The changes were made official yesterday with the publication of the Gazetteer, the official record of New Zealand place names.
The new names are Pūkio Stream, formerly N***** Stream; Tawhai Hill, formerly N*****head; and Kānuka Hills, formerly N***** Hill.
Land Information Minister Louise Upston earlier said the original names reflected "a time when attitudes towards this word were markedly different to what they are now".
Upston said it was a word "clearly offensive to most people" today, so she was pleased to make the decision.
The minister added that the name change wasn't about rewriting history - "it is and will remain a matter of public record that these three places used to carry different names".

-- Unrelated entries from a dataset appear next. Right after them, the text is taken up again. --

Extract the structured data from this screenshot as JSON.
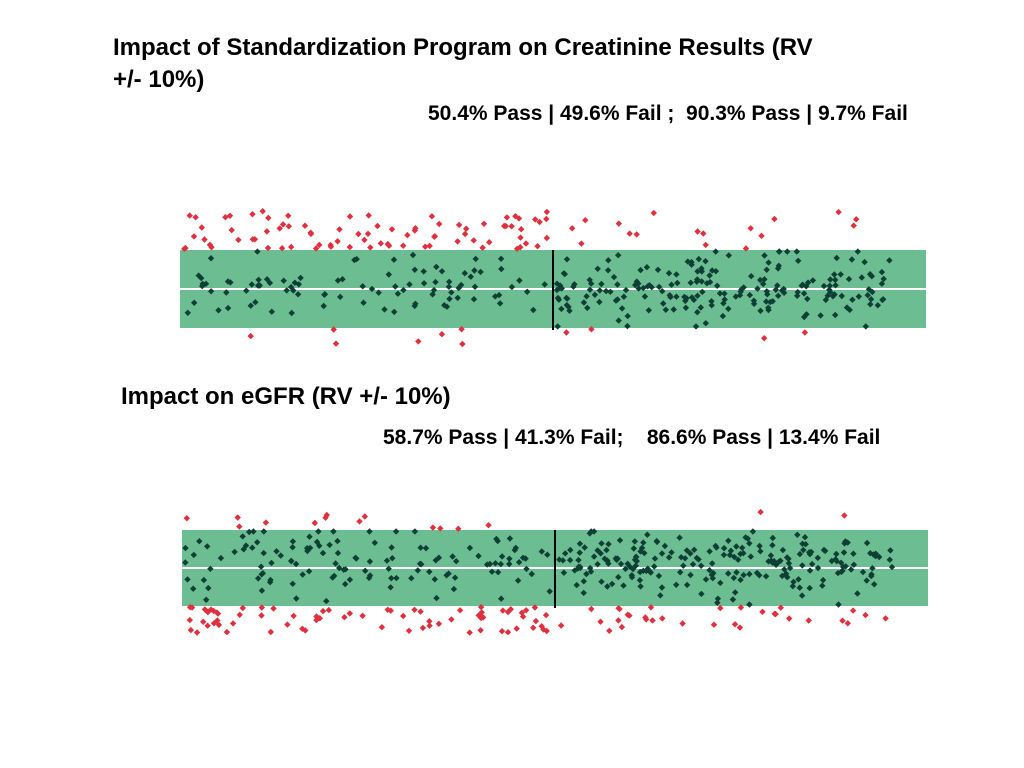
{
  "colors": {
    "band": "#6dbd93",
    "pass": "#0e3f34",
    "fail": "#e0303e",
    "centerline": "#ffffff",
    "divider": "#000000"
  },
  "chart_data": [
    {
      "type": "scatter",
      "title": "Impact of Standardization Program on Creatinine Results (RV +/- 10%)",
      "subtitle": "50.4% Pass | 49.6% Fail ;  90.3% Pass | 9.7% Fail",
      "xlabel": "",
      "ylabel": "",
      "grid": false,
      "legend": "none",
      "acceptance_band_pct": [
        -10,
        10
      ],
      "ylim": [
        -16,
        20
      ],
      "groups": [
        {
          "pass_pct": 50.4,
          "fail_pct": 49.6
        },
        {
          "pass_pct": 90.3,
          "fail_pct": 9.7
        }
      ]
    },
    {
      "type": "scatter",
      "title": "Impact on eGFR (RV +/- 10%)",
      "subtitle": "58.7% Pass | 41.3% Fail;    86.6% Pass | 13.4% Fail",
      "xlabel": "",
      "ylabel": "",
      "grid": false,
      "legend": "none",
      "acceptance_band_pct": [
        -10,
        10
      ],
      "ylim": [
        -17,
        15
      ],
      "groups": [
        {
          "pass_pct": 58.7,
          "fail_pct": 41.3
        },
        {
          "pass_pct": 86.6,
          "fail_pct": 13.4
        }
      ]
    }
  ]
}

"However, in a society like ours that is multicultural and where most New Zealanders do not go out of their way to be offensive or exclude others, I do not believe this word has a place in our official names."
Earlier this year in April, the proposed name changes came up against some objection.
The Geographic Board referred the decision on whether to adopt new names for N*****head and N***** Hill to Upston because 61 of the 223 submissions had objected to the changes.
Chair of the Geographic Board Mark Dyer said the reasons for objections varied.
"Some submissions sought the retention of the existing names and some supported names other than those proposed."
Changes to place names can be proposed by any member of the public and are considered by the New Zealand Geographic Board Ngā Pou Taunaha o Aotearoa.